Desde a origem, é o que parece, o narcisismo pode trazer as piores fatalidades. O mais carente de todos os seres humanos, o narcisista pode provocar dor aos outros ou a si próprio, e, nos casos extremos, até protagonizar pequenas ou grandes tragédias.

Conta a mitologia, numa das suas muitas versões, que o próprio Narciso, ao rejeitar a ninfa Eco, a condena a viver no fundo dos bosques e das grotas, sempre a repetir a última sílaba das palavras que lhe chegam. O objeto do seu desejo frustrado não teve um melhor destino: cumprindo a profecia de Tirésias, Narciso encontrou a morte ao se enxergar pela primeira vez no espelho de um lago. Foi fundo – e não voltou.

Não há de se confundir a banal vaidade com o narcisismo, e talvez seja até difícil demais aos que o carregam tentar desembarcá-lo antes que o mal encontre abrigo para crescer forte e imbatível. Mas a vida está aí para nos ensinar, principalmente sobre nós mesmos, quando assim buscamos.

É claro que os instrumentos estão em nossas mãos, hoje como nunca, para cultivar o Narciso que cada um carrega e que, se não identificado, pode se contaminar com outros sentimentos, com consequências até explosivas. Literalmente, pois.

Lembro-me que a primeira vez que eu vi uma selfie - hoje algo tão banal que o estranho parece ser não fazê-la – foi em São Paulo. Era um sujeito jovem, vestido com alguma formalidade, que atravessava a Avenida Paulista, em dia de grande movimento (e o fez pela faixa de pedestre, ainda bem). Ele sabia que chamava a atenção já então, no momento do close – e estava prenhe de razão. 

(Lembrando agora da cena, pode nos dar a sensação de que isso aconteceu há cem anos, de tão repetida.)
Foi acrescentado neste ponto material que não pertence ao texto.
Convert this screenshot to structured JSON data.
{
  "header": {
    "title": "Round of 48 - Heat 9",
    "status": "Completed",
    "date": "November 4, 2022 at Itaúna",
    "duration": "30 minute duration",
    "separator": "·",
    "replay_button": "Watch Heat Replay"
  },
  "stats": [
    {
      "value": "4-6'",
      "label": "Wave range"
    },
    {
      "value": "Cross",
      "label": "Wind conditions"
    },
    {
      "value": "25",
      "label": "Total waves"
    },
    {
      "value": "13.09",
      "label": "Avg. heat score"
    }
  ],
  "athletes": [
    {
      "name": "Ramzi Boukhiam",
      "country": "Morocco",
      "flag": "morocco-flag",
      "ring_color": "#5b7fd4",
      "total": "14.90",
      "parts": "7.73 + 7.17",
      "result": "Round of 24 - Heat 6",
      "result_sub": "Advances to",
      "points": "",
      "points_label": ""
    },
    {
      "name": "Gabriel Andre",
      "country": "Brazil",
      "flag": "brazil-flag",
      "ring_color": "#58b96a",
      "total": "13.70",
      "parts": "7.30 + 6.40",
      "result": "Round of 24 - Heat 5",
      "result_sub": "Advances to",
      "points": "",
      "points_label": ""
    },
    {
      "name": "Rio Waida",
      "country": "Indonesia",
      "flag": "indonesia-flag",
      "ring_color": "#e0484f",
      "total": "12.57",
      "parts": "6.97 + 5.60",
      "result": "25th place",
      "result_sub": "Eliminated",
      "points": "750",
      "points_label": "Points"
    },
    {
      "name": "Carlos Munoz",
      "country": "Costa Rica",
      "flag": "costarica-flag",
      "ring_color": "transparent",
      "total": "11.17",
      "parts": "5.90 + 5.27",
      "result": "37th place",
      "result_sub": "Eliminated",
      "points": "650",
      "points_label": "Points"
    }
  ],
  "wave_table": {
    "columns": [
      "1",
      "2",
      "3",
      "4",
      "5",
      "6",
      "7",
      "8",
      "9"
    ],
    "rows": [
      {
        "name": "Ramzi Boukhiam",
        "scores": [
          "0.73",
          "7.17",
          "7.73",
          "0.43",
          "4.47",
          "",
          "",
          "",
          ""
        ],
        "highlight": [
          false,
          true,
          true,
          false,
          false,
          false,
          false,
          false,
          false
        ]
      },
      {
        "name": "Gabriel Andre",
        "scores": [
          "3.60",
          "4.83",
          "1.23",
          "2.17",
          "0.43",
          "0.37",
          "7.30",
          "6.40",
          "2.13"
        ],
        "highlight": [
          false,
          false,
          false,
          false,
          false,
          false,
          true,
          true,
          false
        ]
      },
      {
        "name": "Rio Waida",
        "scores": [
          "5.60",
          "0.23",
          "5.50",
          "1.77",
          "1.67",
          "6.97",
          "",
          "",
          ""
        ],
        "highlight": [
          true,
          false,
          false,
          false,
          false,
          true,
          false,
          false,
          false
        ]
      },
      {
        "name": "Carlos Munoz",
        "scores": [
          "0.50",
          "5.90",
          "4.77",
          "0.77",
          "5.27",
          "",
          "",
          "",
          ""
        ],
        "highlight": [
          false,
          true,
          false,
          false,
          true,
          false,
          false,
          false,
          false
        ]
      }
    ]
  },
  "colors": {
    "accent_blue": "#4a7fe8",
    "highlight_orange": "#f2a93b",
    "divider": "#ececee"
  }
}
Atualmente, vejo na minha caminhada/corrida matinal, bem cedo, jovens - e nem tanto - de ambos os sexos parando no meio da pista improvisada, de atletas idem, para divulgarem ao mundo o quanto são saudáveis e, se possível, sarados. Acho graça, cada vez menos, porque mesmo as melhores piadas se tornam chatas quando repetidas. 

A busca pela quebra da invisibilidade social pode ser o gatilho – palavra que ganhou eco em várias línguas – para dramas de dolorosas consequências. Como nos conta a história de Heróstrato, que se pôs numa busca alucinada pela fama e incendiou o templo de Ártemis, na Grécia (em 356 a.c.). Morreu na empreitada, mas pelo menos deixou como marca no mundo o alerta sobre o que ficou conhecido como a “Síndrome de Heróstrato”, que acomete a tantas personagens que querem escrever seu nome na história, ainda que com atos de terrorismo que vitimam inocentes – quando não ao próprio. Ganhou a fama e deitou no túmulo. 

Em tempos de fanatismos, ressentimentos, frustrações e ódios circulando sem freios e celeremente nas redes, ainda que não devamos nos entregar à paranoia, não podemos nos descuidar do adoecimento das almas – o que vai além da “simples” loucura. Um país inteiro pode pagar pelo nosso vacilo. 

Infelizmente, Heróstrato viverá enquanto existir o bicho humano.